Having spent a fair amount of my time working on content blockers in the last few years—especially on the performance aspect—, I have always been curious about how the rule-matching logic was implemented in HTTPS Everywhere, since the task shares many similarities with adblocking. More recently, I stumbled upon two tickets mentioning high memory usage and slow initialization of the extension and decided to have a closer look.

High memory and CPU usage are problematic for multiple reasons. As HTTPS Everywhere is running in various environments—including potentially low-end mobile phones—it has to perform decently even under limited IO performance, slow CPUs and low amount of memory. Moreover, HTTPS is included in Tor (on both desktop and mobile) where the JIT can be disabled when security settings are maxed out, further degrading performance. Also consider that while loading a page, many components of the browser are competing for resources: parsing HTML, evaluating JavaScript, rendering the page, but also privacy protections such as adblockers, and of course, HTTPS Everywhere. Last but not the least, energy consumption (especially on mobile devices), is not to be ignored: A higher CPU usage means reduced battery life.

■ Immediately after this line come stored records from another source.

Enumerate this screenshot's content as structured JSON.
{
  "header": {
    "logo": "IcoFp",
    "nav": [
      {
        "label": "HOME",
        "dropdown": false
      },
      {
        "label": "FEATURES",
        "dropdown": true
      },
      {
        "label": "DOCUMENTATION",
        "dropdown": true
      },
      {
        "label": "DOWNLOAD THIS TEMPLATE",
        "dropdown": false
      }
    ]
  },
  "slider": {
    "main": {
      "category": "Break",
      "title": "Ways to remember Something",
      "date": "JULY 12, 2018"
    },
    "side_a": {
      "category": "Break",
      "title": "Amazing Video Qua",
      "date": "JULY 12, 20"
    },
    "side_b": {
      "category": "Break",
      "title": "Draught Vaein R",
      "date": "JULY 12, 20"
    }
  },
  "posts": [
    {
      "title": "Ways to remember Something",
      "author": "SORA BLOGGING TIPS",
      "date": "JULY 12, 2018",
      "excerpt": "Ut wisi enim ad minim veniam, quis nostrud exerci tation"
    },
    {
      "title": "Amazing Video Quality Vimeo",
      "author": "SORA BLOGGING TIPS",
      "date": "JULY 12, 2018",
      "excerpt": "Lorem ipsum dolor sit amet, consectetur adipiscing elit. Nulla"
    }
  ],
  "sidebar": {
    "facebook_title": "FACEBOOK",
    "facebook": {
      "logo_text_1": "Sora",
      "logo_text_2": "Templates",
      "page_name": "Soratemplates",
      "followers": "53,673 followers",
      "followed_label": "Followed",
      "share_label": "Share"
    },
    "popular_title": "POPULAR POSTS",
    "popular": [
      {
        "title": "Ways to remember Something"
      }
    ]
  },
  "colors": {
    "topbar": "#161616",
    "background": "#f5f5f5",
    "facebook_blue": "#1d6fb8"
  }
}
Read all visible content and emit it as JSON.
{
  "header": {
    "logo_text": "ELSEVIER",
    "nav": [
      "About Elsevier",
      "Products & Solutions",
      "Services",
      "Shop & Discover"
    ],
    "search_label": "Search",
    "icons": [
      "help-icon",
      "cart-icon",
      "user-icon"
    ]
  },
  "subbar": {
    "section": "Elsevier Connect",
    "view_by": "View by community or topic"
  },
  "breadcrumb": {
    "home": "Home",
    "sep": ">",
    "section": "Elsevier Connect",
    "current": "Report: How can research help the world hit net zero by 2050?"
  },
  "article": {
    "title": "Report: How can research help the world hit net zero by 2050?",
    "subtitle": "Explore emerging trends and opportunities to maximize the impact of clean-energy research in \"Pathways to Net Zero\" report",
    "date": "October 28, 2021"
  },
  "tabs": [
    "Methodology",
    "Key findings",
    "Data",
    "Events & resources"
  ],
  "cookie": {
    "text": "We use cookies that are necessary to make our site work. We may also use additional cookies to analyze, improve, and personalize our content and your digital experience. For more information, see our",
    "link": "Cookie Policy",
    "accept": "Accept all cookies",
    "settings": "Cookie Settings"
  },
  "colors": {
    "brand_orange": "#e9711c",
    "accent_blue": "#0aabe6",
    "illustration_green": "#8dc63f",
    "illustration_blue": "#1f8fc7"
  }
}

While experimenting, I was wondering if some of the optimizations implemented as part of modern content blockers would make sense in HTTPS Everywhere and if they would improve the overall efficiency. This blog post presents some of the results of this investigation. The following contributions and improvements are presented:

  • A new design, inspired by some of the same optimizations implemented in the fastest content blockers, leading to an increased efficiency:
    • ~4.7MB of memory usage (4x less than the current HTTPS Everywhere Rust/WebAssembly implementation), further reduced to ~2.1MB when using an experimental statistical data structure (with ideas to reduce it even more).
    • Decision time between 0.0029 and 0.0073 milliseconds when querying the rulesets with a URL to be upgraded to HTTPS.
    • Serialization to and deserialization from a compact binary representation in under 25 milliseconds and no memory copy.
  • Design and implementation of a compact index data structure allowing to efficiently retrieve a small subset of rules likely to apply to a given input URL.
  • A built-in small string compression implementation inspired by SMAZ which allows to reduce memory usage by up to 60%.
  • An experimental statistical data structure allowing an even lower memory usage, at the risk of unlikely collisions.
  • An experimentation with a compact trie data structure to attempt reducing memory usage further.

The Rules

Before digging deeper into the design of the matching engine, let’s briefly describe HTTPS Everwhere rulesets.

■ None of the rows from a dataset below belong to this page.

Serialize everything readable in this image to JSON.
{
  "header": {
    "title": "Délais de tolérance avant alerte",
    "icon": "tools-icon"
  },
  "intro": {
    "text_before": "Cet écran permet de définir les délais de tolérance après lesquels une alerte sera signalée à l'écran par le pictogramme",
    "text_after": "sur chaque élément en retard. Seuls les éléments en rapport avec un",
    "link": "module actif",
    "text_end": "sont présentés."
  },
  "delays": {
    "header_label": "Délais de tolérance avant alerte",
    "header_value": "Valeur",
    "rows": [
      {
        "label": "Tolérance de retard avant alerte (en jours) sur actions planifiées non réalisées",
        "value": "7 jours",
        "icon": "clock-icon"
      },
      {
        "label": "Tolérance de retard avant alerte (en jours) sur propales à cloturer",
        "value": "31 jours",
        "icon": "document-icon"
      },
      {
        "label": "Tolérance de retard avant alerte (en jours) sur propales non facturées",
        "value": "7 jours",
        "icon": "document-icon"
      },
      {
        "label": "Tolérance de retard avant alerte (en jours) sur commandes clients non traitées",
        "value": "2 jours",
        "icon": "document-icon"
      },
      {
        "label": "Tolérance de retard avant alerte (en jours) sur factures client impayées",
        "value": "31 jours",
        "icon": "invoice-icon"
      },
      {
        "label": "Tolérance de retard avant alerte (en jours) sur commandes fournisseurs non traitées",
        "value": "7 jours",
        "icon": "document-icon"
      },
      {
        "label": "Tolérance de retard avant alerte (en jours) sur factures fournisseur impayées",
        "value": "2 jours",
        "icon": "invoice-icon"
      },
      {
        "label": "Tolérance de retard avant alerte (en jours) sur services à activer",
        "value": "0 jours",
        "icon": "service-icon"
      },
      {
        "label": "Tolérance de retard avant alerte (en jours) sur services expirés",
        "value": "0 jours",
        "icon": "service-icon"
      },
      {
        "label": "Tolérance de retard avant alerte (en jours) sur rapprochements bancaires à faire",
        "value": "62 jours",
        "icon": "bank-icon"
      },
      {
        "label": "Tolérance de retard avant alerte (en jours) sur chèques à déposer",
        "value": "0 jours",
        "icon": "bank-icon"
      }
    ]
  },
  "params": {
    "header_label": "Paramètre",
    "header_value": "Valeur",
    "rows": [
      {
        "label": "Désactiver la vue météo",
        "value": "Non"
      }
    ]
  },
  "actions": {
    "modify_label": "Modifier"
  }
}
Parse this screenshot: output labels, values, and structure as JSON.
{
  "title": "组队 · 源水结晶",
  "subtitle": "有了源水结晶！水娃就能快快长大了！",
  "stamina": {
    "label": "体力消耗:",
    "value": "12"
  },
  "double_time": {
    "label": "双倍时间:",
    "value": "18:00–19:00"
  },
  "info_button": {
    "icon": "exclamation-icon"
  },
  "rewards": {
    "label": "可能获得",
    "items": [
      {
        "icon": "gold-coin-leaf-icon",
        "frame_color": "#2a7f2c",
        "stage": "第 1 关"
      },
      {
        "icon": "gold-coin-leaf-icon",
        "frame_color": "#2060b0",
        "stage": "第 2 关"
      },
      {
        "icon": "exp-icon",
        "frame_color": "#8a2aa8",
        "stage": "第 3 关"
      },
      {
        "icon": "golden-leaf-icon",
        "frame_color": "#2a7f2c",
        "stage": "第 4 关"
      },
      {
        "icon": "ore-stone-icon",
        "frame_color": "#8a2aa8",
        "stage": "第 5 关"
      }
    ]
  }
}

The database of rules is made of thousands of rulesets (currently about 25k). Each ruleset is an XML file containing information about upgrading requests to HTTPS for a domain or group of domains (e.g. for an organization like Bitly). The file can contain the following entities:

  • Targets—define which domains are targeted by this ruleset (e.g. example.com). They can also make use of wildcards, either to target all subdomains, or multiple top-level domains.
  • Exclusions—are regular expressions allowing to prevent some specific domains or URLs from being upgraded to HTTPS (e.g. to prevent breakage).
  • Rules—define how insecure requests should be upgraded from insecure to secure (i.e. they encode the URL rewriting logic). They define a from regular expression which the input URL should match, associated with a to attribute describing how the upgraded URL should look like. The most common case being to simply transform ^http: into https:.
  • Secure Cookies—Optionally defined if cookies from one of the targeted domains should be secured as well using hardened flags.

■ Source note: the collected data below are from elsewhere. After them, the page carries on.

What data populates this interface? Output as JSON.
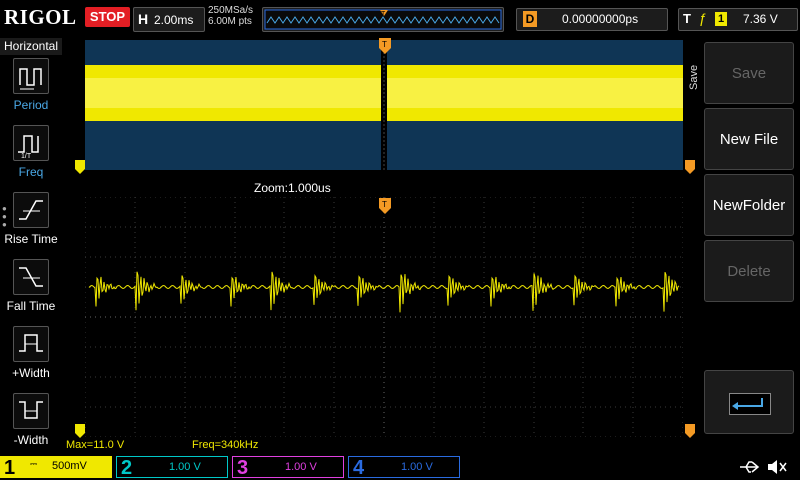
{
  "top": {
    "brand": "RIGOL",
    "run_state": "STOP",
    "h_key": "H",
    "timebase": "2.00ms",
    "sample_rate": "250MSa/s",
    "memory_depth": "6.00M pts",
    "trigger_marker": "T",
    "d_key": "D",
    "delay": "0.00000000ps",
    "t_key": "T",
    "trigger_channel": "1",
    "trigger_level": "7.36 V"
  },
  "left_menu": {
    "title": "Horizontal",
    "items": [
      {
        "label": "Period",
        "icon": "period-icon",
        "active": false
      },
      {
        "label": "Freq",
        "icon": "freq-icon",
        "active": false
      },
      {
        "label": "Rise Time",
        "icon": "rise-time-icon",
        "active": true
      },
      {
        "label": "Fall Time",
        "icon": "fall-time-icon",
        "active": true
      },
      {
        "label": "+Width",
        "icon": "pos-width-icon",
        "active": true
      },
      {
        "label": "-Width",
        "icon": "neg-width-icon",
        "active": true
      }
    ]
  },
  "right_menu": {
    "tab": "Save",
    "buttons": [
      {
        "label": "Save",
        "enabled": false
      },
      {
        "label": "New File",
        "enabled": true
      },
      {
        "label": "NewFolder",
        "enabled": true
      },
      {
        "label": "Delete",
        "enabled": false
      }
    ],
    "enter_icon": "enter-icon"
  },
  "display": {
    "zoom_label": "Zoom:1.000us",
    "max_label": "Max=11.0 V",
    "freq_label": "Freq=340kHz"
  },
  "channels": [
    {
      "num": "1",
      "value": "500mV",
      "color": "#f0e800",
      "active": true
    },
    {
      "num": "2",
      "value": "1.00 V",
      "color": "#00c8c8",
      "active": false
    },
    {
      "num": "3",
      "value": "1.00 V",
      "color": "#e040e0",
      "active": false
    },
    {
      "num": "4",
      "value": "1.00 V",
      "color": "#2a6be0",
      "active": false
    }
  ],
  "status_icons": [
    "usb-icon",
    "mute-icon"
  ],
  "colors": {
    "ch1": "#f0e800",
    "trigger": "#f49a24",
    "upper_bg": "#0f3555"
  }
}
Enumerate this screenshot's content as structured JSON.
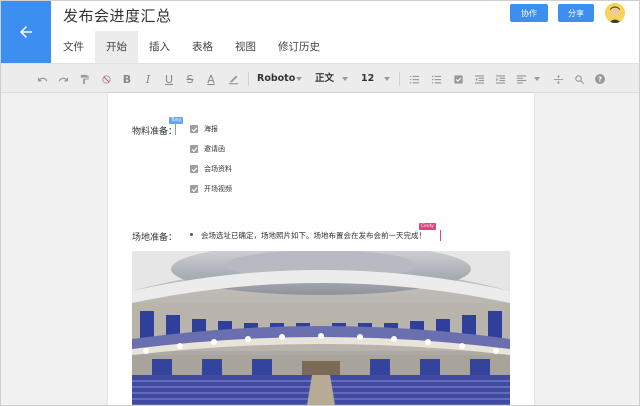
{
  "header": {
    "title": "发布会进度汇总",
    "menu": [
      {
        "label": "文件"
      },
      {
        "label": "开始"
      },
      {
        "label": "插入"
      },
      {
        "label": "表格"
      },
      {
        "label": "视图"
      },
      {
        "label": "修订历史"
      }
    ],
    "collab_label": "协作",
    "share_label": "分享"
  },
  "toolbar": {
    "font": "Roboto",
    "style": "正文",
    "size": "12"
  },
  "doc": {
    "materials_label": "物料准备：",
    "materials_cursor_tag": "Tony",
    "checklist": [
      {
        "label": "海报",
        "checked": true
      },
      {
        "label": "邀请函",
        "checked": true
      },
      {
        "label": "会场资料",
        "checked": true
      },
      {
        "label": "开场视频",
        "checked": true
      }
    ],
    "venue_label": "场地准备：",
    "venue_item": "会场选址已确定，场地照片如下。场地布置会在发布会前一天完成！",
    "venue_cursor_tag": "Cindy"
  },
  "colors": {
    "accent": "#3c8ff0",
    "tony_cursor": "#6aa5f0",
    "cindy_cursor": "#e0457b"
  }
}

Here is a simple example of how such a ruleset could look like:

<ruleset name="example.com"> <target host="example.com" /> <target host="*.example.com" /> <exclusion pattern="^http://unsecure\.example\.com/" /> <rule from="^http:" to="https:" /> <securecookie host=".+" name=".+" /> </ruleset> 

Matching Algorithm

Given a collection of rulesets, the decision of upgrading an insecure request to a secure one relies on the following steps:

  1. Identifying the subset of rulesets targeting the URL’s domain.
  2. Eliminating rulesets having at least one matching exclusion rule.
  3. Evaluating the rules from the candidate rulesets until one matches.

If a matching rule is found following the previous steps, then the URL is rewritten to a secure version using the rewriting logic defined by this rule. For more information about the exact semantic of matching rulesets, check this page of the official documentation.

Efficient Matching

The naive approach to writing a matching algorithm would be to iteratively inspect all rulesets for each input URL, checking their targets, exclusions and rules until a match is found. This would not be very efficient and we can do better (to be clear, this is not the approach taken by HTTPS Everywhere and I only describe it to get a sense of the most naive solution).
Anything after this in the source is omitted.